Edwards, Stefan McKinnon2; Janss, Luc2; Madsen, Per2; Sørensen, Peter2
1 Department of Molecular Biology and Genetics - Center for Quantitative Genetics and Genomics, Department of Molecular Biology and Genetics, Science and Technology, Aarhus University2 Department of Molecular Biology and Genetics - Center for Quantitative Genetics and Genomics, Department of Molecular Biology and Genetics, Science and Technology, Aarhus University
Most complex diseases, such as susceptibility to mastitis, have a complex inheritance and may result from variants in many genes, each contributing only a small effect to the trait. Genome-wide association studies have successfully identified numerous loci at which common variants influence complex diseases. However, the variants identified as being statistically significant have generally explained only a small fraction of the heritable component of the trait.

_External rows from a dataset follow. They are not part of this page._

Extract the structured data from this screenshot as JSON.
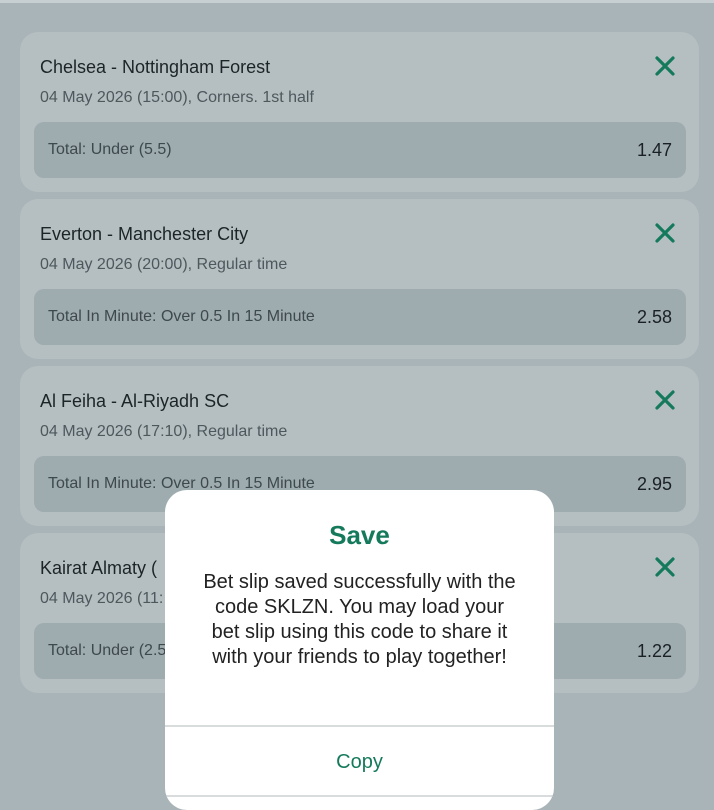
{
  "colors": {
    "accent": "#157a5b",
    "overlay_background": "#a9b4b8",
    "card_background": "#b5bfc2",
    "market_row_background": "#9eabaf"
  },
  "bet_slip": {
    "items": [
      {
        "match": "Chelsea - Nottingham Forest",
        "details": "04 May 2026 (15:00), Corners. 1st half",
        "market": "Total: Under (5.5)",
        "odds": "1.47",
        "remove_icon": "close-icon"
      },
      {
        "match": "Everton - Manchester City",
        "details": "04 May 2026 (20:00), Regular time",
        "market": "Total In Minute: Over 0.5 In 15 Minute",
        "odds": "2.58",
        "remove_icon": "close-icon"
      },
      {
        "match": "Al Feiha - Al-Riyadh SC",
        "details": "04 May 2026 (17:10), Regular time",
        "market": "Total In Minute: Over 0.5 In 15 Minute",
        "odds": "2.95",
        "remove_icon": "close-icon"
      },
      {
        "match": "Kairat Almaty (",
        "details": "04 May 2026 (11:",
        "market": "Total: Under (2.5",
        "odds": "1.22",
        "remove_icon": "close-icon"
      }
    ]
  },
  "dialog": {
    "title": "Save",
    "message": "Bet slip saved successfully with the code SKLZN. You may load your bet slip using this code to share it with your friends to play together!",
    "copy_label": "Copy"
  }
}
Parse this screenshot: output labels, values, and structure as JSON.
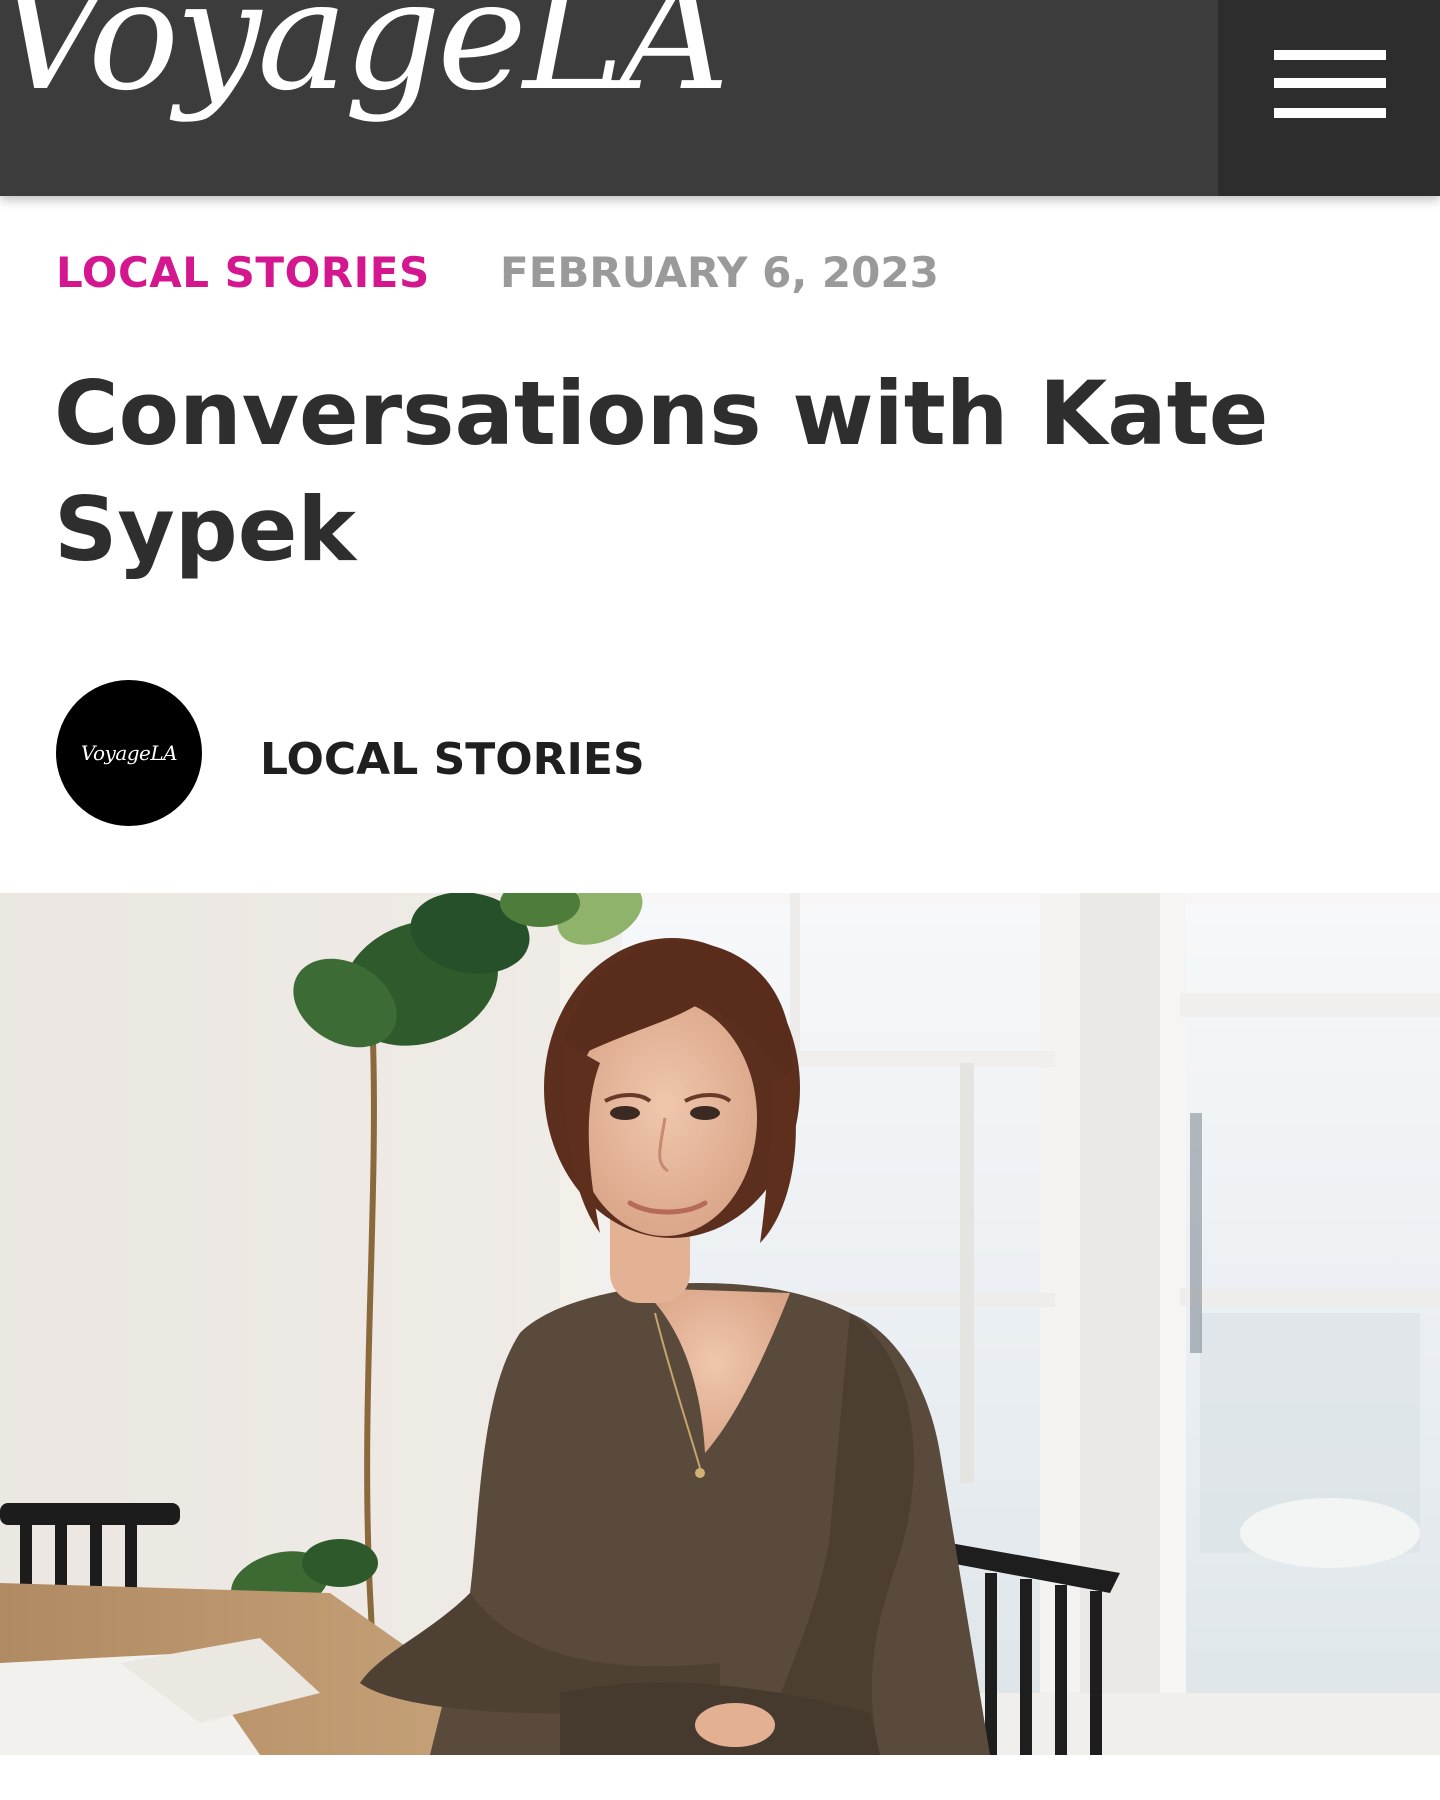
{
  "header": {
    "logo_text": "VoyageLA",
    "menu_icon": "hamburger-menu-icon"
  },
  "article": {
    "category": "LOCAL STORIES",
    "date": "FEBRUARY 6, 2023",
    "title": "Conversations with Kate Sypek",
    "author": {
      "avatar_text": "VoyageLA",
      "name": "LOCAL STORIES"
    }
  },
  "colors": {
    "header_bg": "#3c3c3c",
    "menu_bg": "#2d2d2d",
    "category_accent": "#d4178f",
    "date_gray": "#9a9a9a",
    "title_text": "#2e2e2e"
  }
}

Insufficient modelling of the underlying genetic architecture may in part explain this missing heritability. Evidence collected across GWAS for complex diseases reveals patterns that provide insight into the genetic architecture of complex traits. Although many genetic variants with small or moderate effects contribute to the overall genetic variation, it appears that multiple independently associated variants are located in the same genes and that these variants are enriched for genes that are connected in biological pathways or for likely functional effects on genes. These biological findings provide valuable insight for developing better genomic models. These are statistical models for predicting complex trait phenotypes on the basis of SNP-data and trait phenotypes and can account for a much larger fraction of the heritable component. A disadvantage is that this “black-box” modelling approach conceals the biological mechanisms underlying the trait. We propose to open the “black-box” by building SNP-set genomic models that evaluate the collective action of multiple SNPs in genes, biological pathways or other external findings on the trait phenotype. As proof of concept we have tested the modelling framework on several traits in dairy cattle.